To date, nobody from Boeing has been held criminally responsible for undermining safety and contributing to hundreds of deaths, or charged in the suspicious deaths of two whistleblowers. Instead, the government continues to back these corporate criminals on a world stage, helping to broker major deals last year with airlines in India and Saudi Arabia.

If the bureaucracy is not able to shut down the strike, it is certain the government will try to intervene more openly, including through an injunction. In 2022, Biden went to Congress to block a strike in the railroad industry after workers rebelled against a pro-company contract offer brokered by the government.

On Wednesday, a group of 30 members of Congress led by Representative Pramila Jaypal (Democrat-Washington) wrote a letter to Boeing CEO Kelly Ortberg, International Association of Machinists (IAM) District 751 President Jon Holden and IAM International President Bryan Bryant, calling for both parties to “bargain in good faith to reach a contract in a timely manner.”

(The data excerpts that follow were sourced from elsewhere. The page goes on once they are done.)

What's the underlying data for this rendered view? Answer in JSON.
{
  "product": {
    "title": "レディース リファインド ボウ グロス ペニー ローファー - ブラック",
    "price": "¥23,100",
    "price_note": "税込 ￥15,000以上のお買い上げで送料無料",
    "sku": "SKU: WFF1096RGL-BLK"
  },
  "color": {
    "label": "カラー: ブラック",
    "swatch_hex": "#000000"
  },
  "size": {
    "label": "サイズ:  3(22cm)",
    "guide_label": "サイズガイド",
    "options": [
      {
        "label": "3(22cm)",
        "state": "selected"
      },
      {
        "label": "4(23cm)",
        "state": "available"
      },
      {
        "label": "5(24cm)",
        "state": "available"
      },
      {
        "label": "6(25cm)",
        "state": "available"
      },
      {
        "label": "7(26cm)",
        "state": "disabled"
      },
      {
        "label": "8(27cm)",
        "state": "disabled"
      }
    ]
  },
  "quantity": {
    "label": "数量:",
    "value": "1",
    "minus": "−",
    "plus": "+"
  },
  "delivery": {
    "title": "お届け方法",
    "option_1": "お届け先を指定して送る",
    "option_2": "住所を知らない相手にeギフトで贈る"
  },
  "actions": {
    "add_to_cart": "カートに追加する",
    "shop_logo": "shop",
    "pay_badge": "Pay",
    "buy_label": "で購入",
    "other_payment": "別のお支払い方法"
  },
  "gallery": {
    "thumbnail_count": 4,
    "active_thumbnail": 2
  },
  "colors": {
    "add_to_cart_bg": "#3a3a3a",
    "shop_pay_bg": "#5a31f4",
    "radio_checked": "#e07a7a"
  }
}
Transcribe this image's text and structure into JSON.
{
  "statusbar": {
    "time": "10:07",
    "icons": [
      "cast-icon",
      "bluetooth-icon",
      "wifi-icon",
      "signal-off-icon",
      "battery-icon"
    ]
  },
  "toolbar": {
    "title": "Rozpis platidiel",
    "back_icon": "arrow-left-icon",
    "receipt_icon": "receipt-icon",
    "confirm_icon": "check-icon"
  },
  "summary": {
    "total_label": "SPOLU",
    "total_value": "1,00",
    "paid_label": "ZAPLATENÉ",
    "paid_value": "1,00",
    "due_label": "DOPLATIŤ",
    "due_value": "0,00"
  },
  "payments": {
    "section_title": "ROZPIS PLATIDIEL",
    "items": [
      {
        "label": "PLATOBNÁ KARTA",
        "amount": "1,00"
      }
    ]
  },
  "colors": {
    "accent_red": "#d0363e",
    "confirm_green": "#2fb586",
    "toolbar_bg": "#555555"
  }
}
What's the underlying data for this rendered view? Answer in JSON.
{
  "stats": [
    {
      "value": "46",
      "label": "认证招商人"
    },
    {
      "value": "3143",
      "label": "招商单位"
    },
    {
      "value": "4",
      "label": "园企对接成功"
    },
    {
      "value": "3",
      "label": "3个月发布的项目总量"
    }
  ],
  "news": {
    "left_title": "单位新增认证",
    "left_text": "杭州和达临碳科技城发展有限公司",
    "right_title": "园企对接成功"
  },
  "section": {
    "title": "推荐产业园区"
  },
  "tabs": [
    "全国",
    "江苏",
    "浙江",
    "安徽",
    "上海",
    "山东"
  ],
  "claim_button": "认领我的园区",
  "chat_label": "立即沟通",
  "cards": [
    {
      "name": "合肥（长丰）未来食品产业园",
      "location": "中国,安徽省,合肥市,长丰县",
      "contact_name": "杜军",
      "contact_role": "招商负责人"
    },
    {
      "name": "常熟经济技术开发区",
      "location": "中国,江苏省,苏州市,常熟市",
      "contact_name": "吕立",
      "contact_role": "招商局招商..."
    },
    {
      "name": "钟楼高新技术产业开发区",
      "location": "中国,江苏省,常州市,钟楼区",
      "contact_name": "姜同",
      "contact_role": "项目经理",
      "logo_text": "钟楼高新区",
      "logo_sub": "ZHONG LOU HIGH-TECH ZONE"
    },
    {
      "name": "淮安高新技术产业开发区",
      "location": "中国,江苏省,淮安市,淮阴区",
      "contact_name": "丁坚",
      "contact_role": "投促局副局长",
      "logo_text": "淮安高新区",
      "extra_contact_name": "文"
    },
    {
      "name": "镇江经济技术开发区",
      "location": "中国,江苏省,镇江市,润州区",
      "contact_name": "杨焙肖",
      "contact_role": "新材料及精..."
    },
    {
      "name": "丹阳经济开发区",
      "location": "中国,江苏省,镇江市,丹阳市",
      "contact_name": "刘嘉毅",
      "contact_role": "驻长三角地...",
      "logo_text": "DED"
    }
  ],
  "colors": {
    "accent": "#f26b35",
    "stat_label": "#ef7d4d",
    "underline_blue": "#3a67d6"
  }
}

The letter ended by asserting that “a timely agreement will benefit both parties involved,” and that Congress “will continue to follow these negotiations closely.”

The intervention of “progressive” Democrats in the strike is the other side of the government’s push to shut the strike down. Many of the letter’s signatories, including “democratic socialist” Alexandria Ocasio-Cortez, voted in 2022 to ban the rail strike.

Declarations of “support” for strikes by pro-corporate Democrats are a kiss of death. Last year, Biden visited the picket lines of the limited “stand-up” strike and personally endorsed a new United Auto Workers contract. Since then, thousands of workers have lost their jobs under the deal’s terms.

The four-week strike at Boeing has reached a cross roads. If workers are to win their demands for substantial pay increases, restoration of pensions and other demands, they must adopt a new strategy and not wait either for a government intervention or to be starved out by the union bureaucrats on the picket line, as they were in the 2008 strike.

Workers must meet the threats from Boeing with an escalation of their own. This includes a demand for a tripling of strike pay to show Boeing they mean business. But most importantly, they must establish fighting links with workers across the country and the world, mobilizing the strength of the working class to counter the hardline position of Boeing and the threat of government intervention.